Désangagement sur le départ c'est une histoire banale : un père, une fille, un fils, le décès du père, les funérailles. Mais voilà, le père est accompagné dans
l'au-delà par la mélopée de Barbara Hendriks, le fils est un fils adoptif policier israëlien, la fille est en réalité une mère qui n'a jamais vu sa fille. Amos Gitaï signe là probablement
son plus bel opus.L'oeuvre a un rythme temporel et un rythme spatial : c'est un temps court et l'opposition de deux temps longs. Le temps court permet de créer du lien avec l'oeuvre précédente d'Amos Gitaï et ce nouveau film, entre Israël et la France. Un jeune policier israëlien arrive en France en passant pas l'Italie, pour rejoindre son père mourant à Avignon. C'est à ce moment que le premier temps long commence, dans une maison impossible, où le grandiose croise la décadence. Chaque phrase du récit est ponctuée par des instants de pure magie, presque hallicunatoires : le chant envoutant de Barbara Hendricks, une descente dans une cave où la déchéance humaine se mobilise pour étouffer ensemble... Autant le premier temps long nous enferme dans un huis-clos, autant le deuxième temps nous entraîne d
ans les espaces ouverts du désert de gaza. Ces deux
espaces ont leur ambivalence : l'espace clos est traversé de courants d'air et les collonies israëliennes sous le soleil paradisiaque des oasis sont oppressantes, nous sommes dans une
demeure décadante ouverte à tous les possibles et dans une prison charmante.Les scènes de rencontre sont magnifiques. La caméra entoure les personnages, elle prend son temps, elle détecte des émotions touchantes, simples. Les liens entre la soeur, le demi-frère, le père, la fille, la petite-fille, sont explorés dans la tension de l'achèvement.
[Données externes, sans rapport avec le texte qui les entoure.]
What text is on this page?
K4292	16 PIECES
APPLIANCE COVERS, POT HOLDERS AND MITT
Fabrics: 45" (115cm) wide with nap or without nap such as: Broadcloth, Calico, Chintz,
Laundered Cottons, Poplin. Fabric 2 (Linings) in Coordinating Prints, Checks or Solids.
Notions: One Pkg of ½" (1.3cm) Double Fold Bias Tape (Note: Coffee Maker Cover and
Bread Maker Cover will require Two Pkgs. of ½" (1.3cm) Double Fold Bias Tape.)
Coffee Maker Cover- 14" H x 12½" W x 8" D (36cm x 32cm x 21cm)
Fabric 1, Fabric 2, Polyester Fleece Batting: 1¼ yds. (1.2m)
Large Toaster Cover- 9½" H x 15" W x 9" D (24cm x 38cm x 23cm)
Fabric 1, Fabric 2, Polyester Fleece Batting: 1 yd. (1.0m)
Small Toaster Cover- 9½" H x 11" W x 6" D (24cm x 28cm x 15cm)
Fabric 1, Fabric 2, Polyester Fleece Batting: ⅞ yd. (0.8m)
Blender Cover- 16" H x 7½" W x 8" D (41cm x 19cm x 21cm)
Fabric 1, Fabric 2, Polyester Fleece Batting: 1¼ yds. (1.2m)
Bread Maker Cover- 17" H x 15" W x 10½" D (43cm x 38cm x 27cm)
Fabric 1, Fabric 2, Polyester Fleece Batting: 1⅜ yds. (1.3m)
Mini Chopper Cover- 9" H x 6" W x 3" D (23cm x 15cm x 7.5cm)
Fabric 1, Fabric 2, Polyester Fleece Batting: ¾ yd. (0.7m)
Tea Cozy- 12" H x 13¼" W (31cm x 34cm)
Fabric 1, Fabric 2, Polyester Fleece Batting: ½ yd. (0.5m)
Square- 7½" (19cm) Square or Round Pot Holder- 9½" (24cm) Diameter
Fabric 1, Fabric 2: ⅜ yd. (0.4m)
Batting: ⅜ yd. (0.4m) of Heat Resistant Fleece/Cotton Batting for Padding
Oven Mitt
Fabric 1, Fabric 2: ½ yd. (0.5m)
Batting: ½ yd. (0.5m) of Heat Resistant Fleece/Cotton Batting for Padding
Dans ce film le désangagement est impossible. Il n'y a pas de désangagement. Certes une population quitte Gaza mais toujours elle reste, et toujours une autre demeure.Amos Gitaï voudrait-il nous dire que l'irrésolution du conflit tient peut-être au fait qu'il est impossible de quitter une terre ? Une population chasse l'autre, la roue tourne, chacun demeure dans la paix ou le conflit, mais demeure.
Sur le plan poétique les textes nous donnent le sentiment qu'ils sont récités, comme si ils étaient intériorisés depuis lontemps ; même la souffrance, la détresse, la colère sont esthétisées au point où elles laissent entendre qu'elles ont un passé, qu'elles ont été formulées dans le coeur depuis des générations. Ce que j'essaie de traduire ici, c'est cette impression que le texte est le résultat d'une histoire très longue, les voix viennent de loin, elles trouvent leur source dans les mythes collectifs et personnels. Autrement dit il y a du lyrisme élégiaque dans ce film, à tous les étages, depuis les lumières, les silences, les chants, jusqu'à l'accomplissement du sens qui trouve sa source non point seulement dans l'amour, mais dans la vie, parce que c'est la vie.